Que dire des paroles qui n’a déjà été dit ? Black Francis, l’auteur aux mille noms et à la bedaine protubérante, s’il a des obsessions récurrentes (les histoires bibliques violentes, les catastrophes naturelles, les extraterrestres, les putains, le sang), ne cherche pas à raconter quelque chose : quand on lui pose la question, il explique qu’il travaille comme les artistes surréalistes, et que tant que les syllabes sonnent juste avec la musique, ça fonctionne.

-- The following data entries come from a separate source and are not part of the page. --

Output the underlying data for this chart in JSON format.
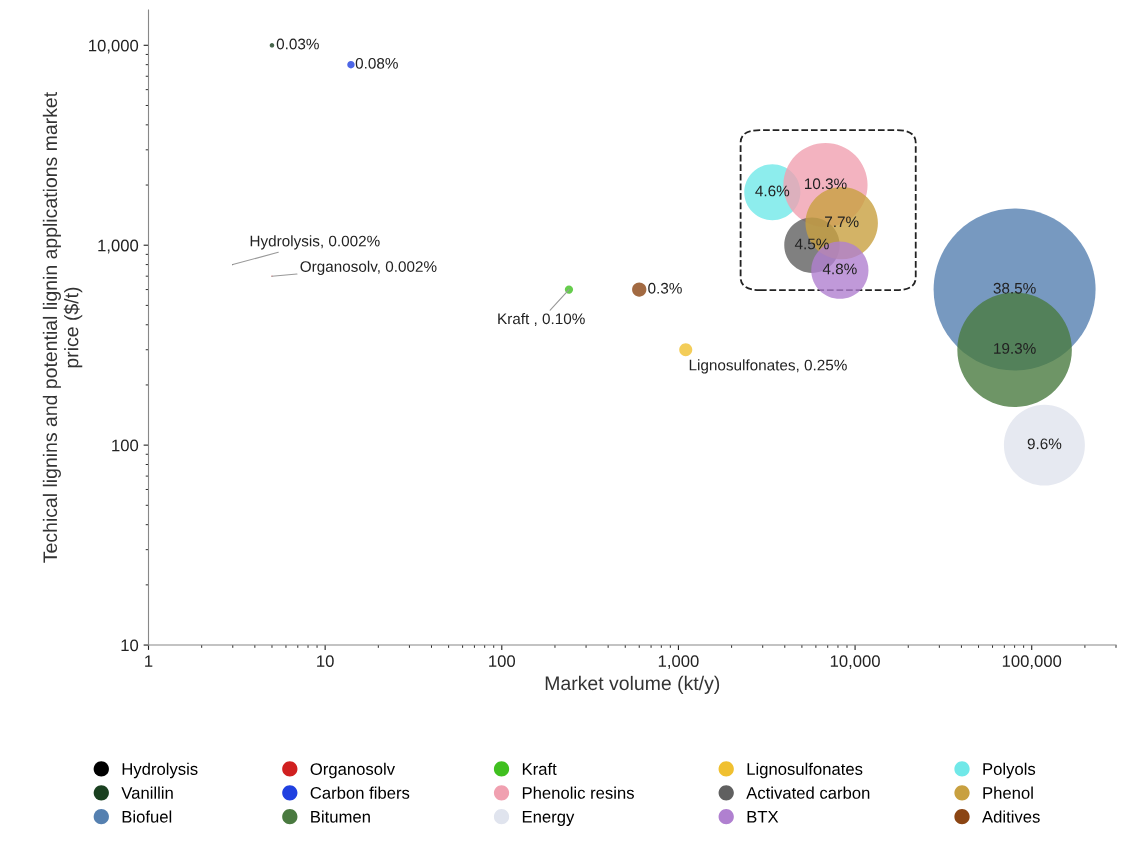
{
  "chart_data": {
    "type": "bubble",
    "xlabel": "Market volume (kt/y)",
    "ylabel": "Techical lignins and potential lignin applications market\nprice ($/t)",
    "log": "xy",
    "xlim": [
      1,
      300000
    ],
    "ylim": [
      10,
      15000
    ],
    "xticks": [
      1,
      10,
      100,
      {
        "value": 1000,
        "label": "1,000"
      },
      {
        "value": 10000,
        "label": "10,000"
      },
      {
        "value": 100000,
        "label": "100,000"
      }
    ],
    "yticks": [
      10,
      100,
      {
        "value": 1000,
        "label": "1,000"
      },
      {
        "value": 10000,
        "label": "10,000"
      }
    ],
    "grid": false,
    "legend": "bottom",
    "series": [
      {
        "name": "Hydrolysis",
        "color": "#000000",
        "x": [
          3
        ],
        "values": [
          800
        ],
        "sizes": [
          5e-05
        ]
      },
      {
        "name": "Organosolv",
        "color": "#d02020",
        "x": [
          5
        ],
        "values": [
          700
        ],
        "sizes": [
          5e-05
        ]
      },
      {
        "name": "Kraft",
        "color": "#40c020",
        "x": [
          240
        ],
        "values": [
          600
        ],
        "sizes": [
          0.0026
        ]
      },
      {
        "name": "Lignosulfonates",
        "color": "#f0c030",
        "x": [
          1100
        ],
        "values": [
          300
        ],
        "sizes": [
          0.0065
        ]
      },
      {
        "name": "Polyols",
        "color": "#70e8e8",
        "x": [
          3400
        ],
        "values": [
          1840
        ],
        "sizes": [
          0.12
        ]
      },
      {
        "name": "Vanillin",
        "color": "#1a4020",
        "x": [
          5
        ],
        "values": [
          10000
        ],
        "sizes": [
          0.0008
        ]
      },
      {
        "name": "Carbon fibers",
        "color": "#2040e0",
        "x": [
          14
        ],
        "values": [
          8000
        ],
        "sizes": [
          0.0021
        ]
      },
      {
        "name": "Phenolic resins",
        "color": "#f0a0b0",
        "x": [
          6800
        ],
        "values": [
          2000
        ],
        "sizes": [
          0.27
        ]
      },
      {
        "name": "Activated carbon",
        "color": "#606060",
        "x": [
          5700
        ],
        "values": [
          1000
        ],
        "sizes": [
          0.117
        ]
      },
      {
        "name": "Phenol",
        "color": "#c8a040",
        "x": [
          8400
        ],
        "values": [
          1290
        ],
        "sizes": [
          0.2
        ]
      },
      {
        "name": "Biofuel",
        "color": "#5580b0",
        "x": [
          80000
        ],
        "values": [
          600
        ],
        "sizes": [
          1
        ]
      },
      {
        "name": "Bitumen",
        "color": "#4a7a40",
        "x": [
          80000
        ],
        "values": [
          300
        ],
        "sizes": [
          0.5
        ]
      },
      {
        "name": "Energy",
        "color": "#e0e4ee",
        "x": [
          118000
        ],
        "values": [
          100
        ],
        "sizes": [
          0.25
        ]
      },
      {
        "name": "BTX",
        "color": "#b080d0",
        "x": [
          8200
        ],
        "values": [
          750
        ],
        "sizes": [
          0.125
        ]
      },
      {
        "name": "Aditives",
        "color": "#8b4513",
        "x": [
          600
        ],
        "values": [
          600
        ],
        "sizes": [
          0.0078
        ]
      }
    ],
    "annotations": [
      {
        "text": "Hydrolysis, 0.002%",
        "x": 3,
        "y": 800
      },
      {
        "text": "Organosolv, 0.002%",
        "x": 5,
        "y": 700
      },
      {
        "text": "Kraft , 0.10%",
        "x": 240,
        "y": 600
      },
      {
        "text": "Lignosulfonates, 0.25%",
        "x": 1100,
        "y": 300
      },
      {
        "text": "4.6%",
        "x": 3400,
        "y": 1840
      },
      {
        "text": "0.03%",
        "x": 5,
        "y": 10000
      },
      {
        "text": "0.08%",
        "x": 14,
        "y": 8000
      },
      {
        "text": "10.3%",
        "x": 6800,
        "y": 2000
      },
      {
        "text": "4.5%",
        "x": 5700,
        "y": 1000
      },
      {
        "text": "7.7%",
        "x": 8400,
        "y": 1290
      },
      {
        "text": "38.5%",
        "x": 80000,
        "y": 600
      },
      {
        "text": "19.3%",
        "x": 80000,
        "y": 300
      },
      {
        "text": "9.6%",
        "x": 118000,
        "y": 100
      },
      {
        "text": "4.8%",
        "x": 8200,
        "y": 750
      },
      {
        "text": "0.3%",
        "x": 600,
        "y": 600
      }
    ]
  }
}
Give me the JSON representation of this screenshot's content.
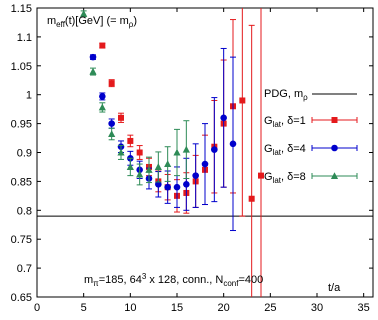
{
  "chart_data": {
    "type": "scatter",
    "title_parts": {
      "m": "m",
      "eff": "eff",
      "rest": "(t)[GeV]  (= m",
      "rho": "ρ",
      "close": ")"
    },
    "xlabel": "t/a",
    "ylabel": "",
    "xlim": [
      0,
      36
    ],
    "ylim": [
      0.65,
      1.15
    ],
    "x_ticks": [
      0,
      5,
      10,
      15,
      20,
      25,
      30,
      35
    ],
    "y_ticks": [
      0.65,
      0.7,
      0.75,
      0.8,
      0.85,
      0.9,
      0.95,
      1,
      1.05,
      1.1,
      1.15
    ],
    "y_tick_labels": [
      "0.65",
      "0.7",
      "0.75",
      "0.8",
      "0.85",
      "0.9",
      "0.95",
      "1",
      "1.05",
      "1.1",
      "1.15"
    ],
    "grid": false,
    "legend_position": "right",
    "annotation_parts": {
      "m": "m",
      "pi": "π",
      "a": "=185, 64",
      "cube": "3",
      "b": " x 128, conn., N",
      "conf": "conf",
      "c": "=400"
    },
    "reference_line": {
      "y": 0.79,
      "label_parts": {
        "a": "PDG, m",
        "sub": "ρ"
      },
      "color": "#000000"
    },
    "series": [
      {
        "name_parts": {
          "g": "G",
          "sub": "lat",
          "rest": ", δ=1"
        },
        "color": "#e41a1c",
        "marker": "square",
        "points": [
          [
            7,
            1.085,
            0.004
          ],
          [
            8,
            1.02,
            0.006
          ],
          [
            9,
            0.96,
            0.008
          ],
          [
            10,
            0.92,
            0.01
          ],
          [
            11,
            0.9,
            0.012
          ],
          [
            12,
            0.875,
            0.015
          ],
          [
            13,
            0.85,
            0.018
          ],
          [
            14,
            0.84,
            0.022
          ],
          [
            15,
            0.825,
            0.028
          ],
          [
            16,
            0.83,
            0.035
          ],
          [
            17,
            0.85,
            0.045
          ],
          [
            18,
            0.87,
            0.06
          ],
          [
            19,
            0.91,
            0.08
          ],
          [
            20,
            0.95,
            0.11
          ],
          [
            21,
            0.98,
            0.15
          ],
          [
            22,
            0.99,
            0.2
          ],
          [
            23,
            0.82,
            0.3
          ],
          [
            24,
            0.86,
            0.4
          ]
        ]
      },
      {
        "name_parts": {
          "g": "G",
          "sub": "lat",
          "rest": ", δ=4"
        },
        "color": "#0000cc",
        "marker": "circle",
        "points": [
          [
            6,
            1.065,
            0.004
          ],
          [
            7,
            0.997,
            0.006
          ],
          [
            8,
            0.95,
            0.008
          ],
          [
            9,
            0.91,
            0.01
          ],
          [
            10,
            0.89,
            0.012
          ],
          [
            11,
            0.87,
            0.015
          ],
          [
            12,
            0.855,
            0.018
          ],
          [
            13,
            0.845,
            0.022
          ],
          [
            14,
            0.84,
            0.028
          ],
          [
            15,
            0.84,
            0.035
          ],
          [
            16,
            0.845,
            0.045
          ],
          [
            17,
            0.86,
            0.055
          ],
          [
            18,
            0.88,
            0.07
          ],
          [
            19,
            0.905,
            0.09
          ],
          [
            20,
            0.96,
            0.12
          ],
          [
            21,
            0.915,
            0.15
          ]
        ]
      },
      {
        "name_parts": {
          "g": "G",
          "sub": "lat",
          "rest": ", δ=8"
        },
        "color": "#2e8b57",
        "marker": "triangle",
        "points": [
          [
            5,
            1.14,
            0.005
          ],
          [
            6,
            1.04,
            0.006
          ],
          [
            7,
            0.978,
            0.008
          ],
          [
            8,
            0.932,
            0.01
          ],
          [
            9,
            0.9,
            0.012
          ],
          [
            10,
            0.875,
            0.015
          ],
          [
            11,
            0.862,
            0.018
          ],
          [
            12,
            0.87,
            0.022
          ],
          [
            13,
            0.875,
            0.026
          ],
          [
            14,
            0.88,
            0.03
          ],
          [
            15,
            0.9,
            0.04
          ],
          [
            16,
            0.905,
            0.05
          ]
        ]
      }
    ]
  }
}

Que dire de la musique qui n’a été mieux dit ailleurs ? Pixies nous promène d’un punk-rock épuré à trois accords bûcheronnés à la diable (halètements scabreux de Kim Deal, colère de Black Francis, uppercuts de David Lovering, divins hurlements de la guitare de Joey Santiago) à des caricatures de chansons d’amour en passant par toutes les déclinaisons du rock alternatif bâtard et jouissant de l’être, émaillant l’anglais de bribes d’espagnol, souvenirs d’un dortoir portoricain où Black Francis ne pouvait pas fermer l’œil (c’est en revenant qu’il décida Joey d’arrêter ses études pour fonder un groupe de rock. C’était en 1986 ; moi, cette année-là, j’écoutais Sandra Kim en regardant les Diables rouges à Mexico). De l’énergie et de la torpeur. Du raffinement et du mauvais goût. Des sales gosses et un quatuor à cordes classique. Les voix de Kim Deal et de Black Francis, dans cette étrange harmonie qui cache à peine leurs engueulades, préludes à la séparation du groupe cinq ans et deux albums plus tard – Doolittle se clôt sur Silver , seul morceau cosigné par ces deux-là, qui ne pouvaient pas se sentir. L’accord de leurs souffles, à couper le nôtre, sur cette complainte rocailleuse, genre bande originale de western crasseux en noir et blanc, est l’oraison funèbre prémonitoire du groupe. Qui éclaterait en janvier 1993. Exactement trois mois avant qu’une somptueuse nana ne me révèle que mes oreilles fonctionnent convenablement. Et le reste.